Kindly supply me the name of companies those being installing PV solar plant so that I can do my our purchase of inverter station and solar panels …
If you have the best suggestion for solar on a 40 ft motorhome- please tell!
No mention of the need to withstand weather events. Thinking just of Cleveland (the Cleveland Rapit Transit was given as an example) 50 mph wind gusts and two foot snowfalls are common. A flexible canopy of solar panels would seem to be at risk.
The P4P designs are rated as well or better than traditional designs in terms of high stress weather events.
The need to pitch panels towards the equator will affect the utility of these factors canopies at high lattitudes.
They could be useful for temporary installations, though, like festivals, military outposts, etc.
That’s not an issue b/c you just make one side higher than the other with longer poles, as required.
Great
Pfft…I want one of these over my house covering the entire roof.
House in the shade all day when its 110 degrees out, and more electricity than I could ever use. I could turn EVERYTHING on, set the AC to 68, and my electric costs in the summer would be cut in half just by the shade.
Calvin Barrows,retired engineer theory on why London Underground trains become too hot in the summer reaching 30-36°C is because the tube trains are heated by the sun when running on the surface and can’t cool down quickly in the tunnels,he measured a 6°C increase while a train ran overground between Leyton and Epping Station,existing theory is overheating is from the trains,mainly the brakes in the tunnels, however the completely underground Glasgow Subway,Scotland trains had an average temperature 16°C in 2018 even during the 31°C summer heatwave.His solutions are solar reflective paint and glass windows to be fitted to the tube trains and for shading to be installed at the
depots,solar canopies could be installed over the tracks which will also reduce buckling of the rails and expanding London Overground trains overhead cables during a heatwave and at the yards.

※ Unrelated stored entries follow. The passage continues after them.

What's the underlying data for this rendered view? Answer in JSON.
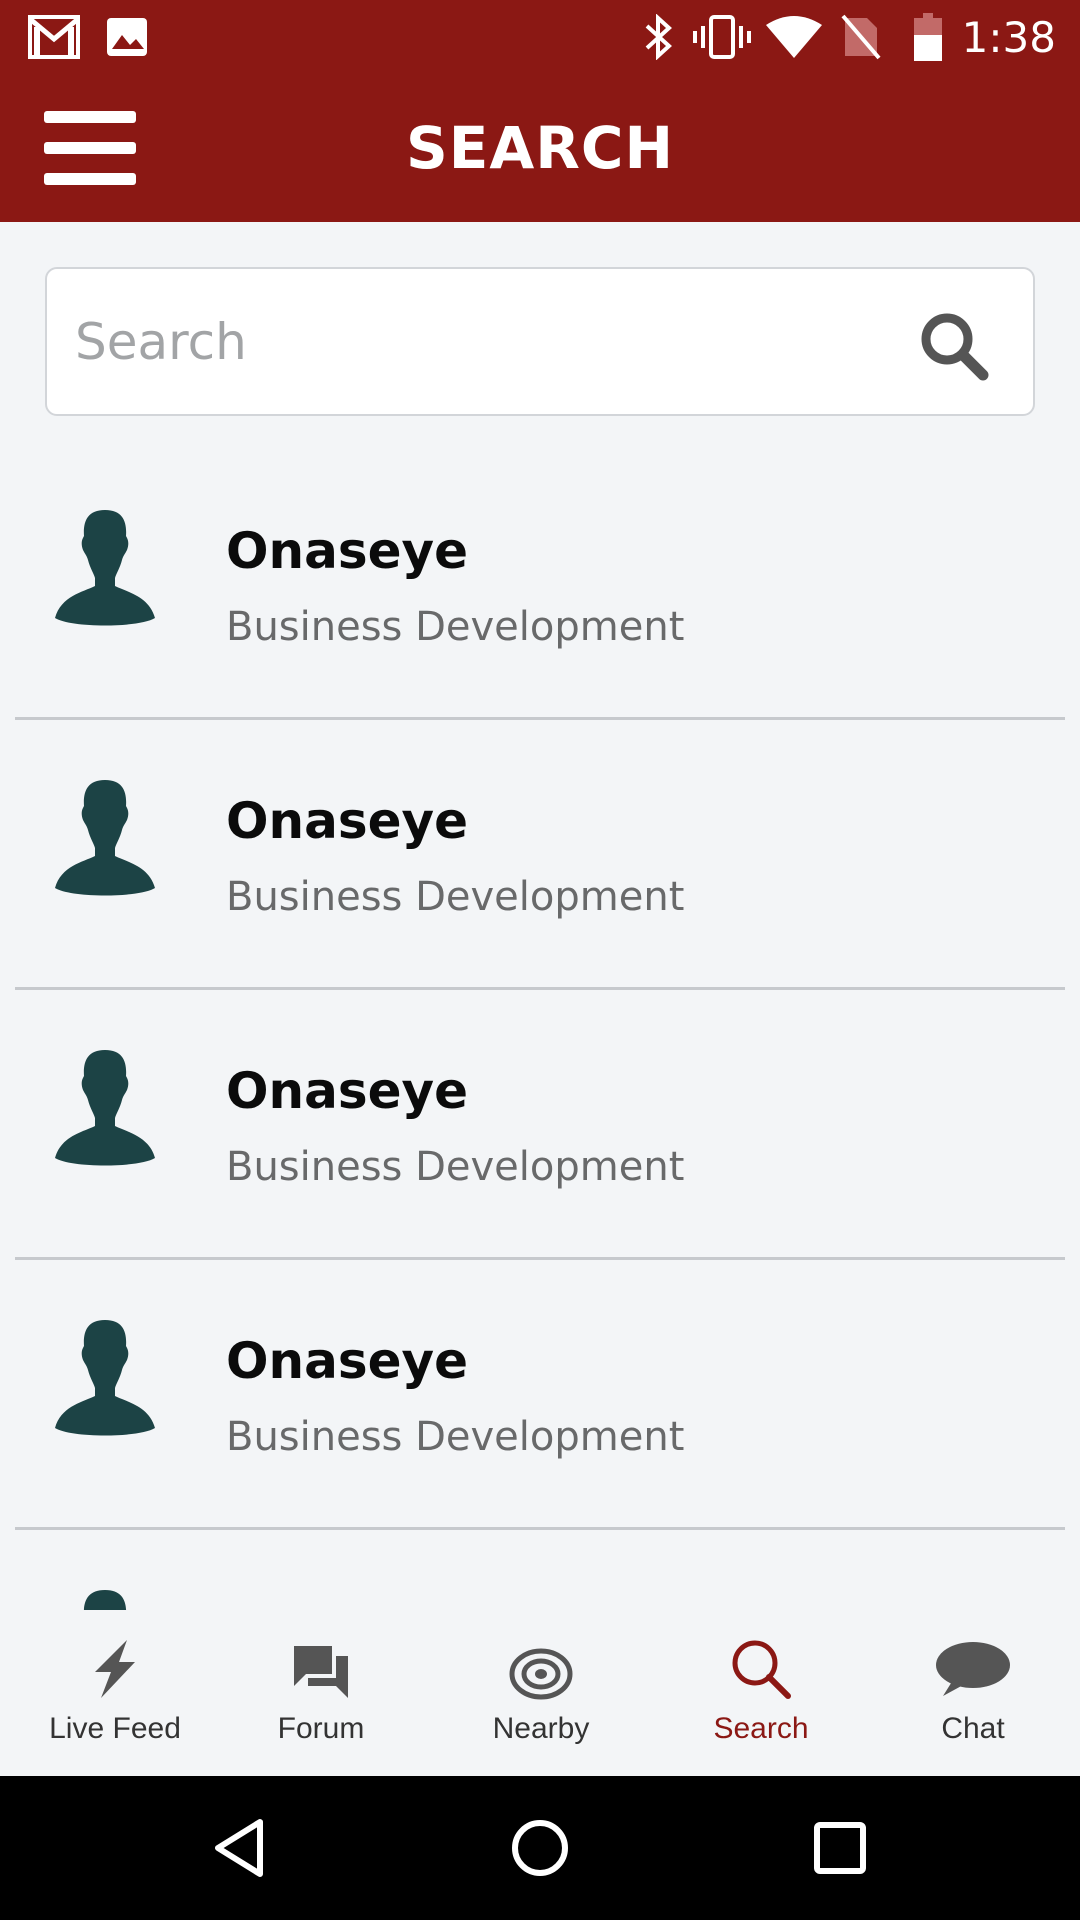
{
  "colors": {
    "brand": "#8b1814",
    "background": "#f3f5f7",
    "avatar": "#1c4345",
    "nav_inactive": "#555555",
    "nav_active": "#8b1814"
  },
  "status_bar": {
    "time": "1:38",
    "icons": [
      "gmail-icon",
      "image-icon",
      "bluetooth-icon",
      "vibrate-icon",
      "wifi-icon",
      "no-sim-icon",
      "battery-icon"
    ]
  },
  "app_bar": {
    "title": "SEARCH"
  },
  "search": {
    "placeholder": "Search",
    "value": ""
  },
  "results": [
    {
      "name": "Onaseye",
      "role": "Business Development"
    },
    {
      "name": "Onaseye",
      "role": "Business Development"
    },
    {
      "name": "Onaseye",
      "role": "Business Development"
    },
    {
      "name": "Onaseye",
      "role": "Business Development"
    }
  ],
  "bottom_nav": [
    {
      "label": "Live Feed",
      "icon": "lightning-icon",
      "active": false
    },
    {
      "label": "Forum",
      "icon": "forum-icon",
      "active": false
    },
    {
      "label": "Nearby",
      "icon": "target-icon",
      "active": false
    },
    {
      "label": "Search",
      "icon": "search-icon",
      "active": true
    },
    {
      "label": "Chat",
      "icon": "chat-bubble-icon",
      "active": false
    }
  ],
  "system_nav": [
    "back-icon",
    "home-icon",
    "recents-icon"
  ]
}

Riding Sunbeams Ltd (I recommend reading Riding Sunbeams 2017 and Riding Sunbeams Before Dawn 2019 studies) installed a solar farm to power 3rd rail trains in Aldershot,Surrey,UK and plans to install a solar farm for the London Underground Central Line,the hottest route,I think solar canopies reducing overheating is better.
Sorry, no rigid PV module would survive more than a few month/years in typical wind conditions.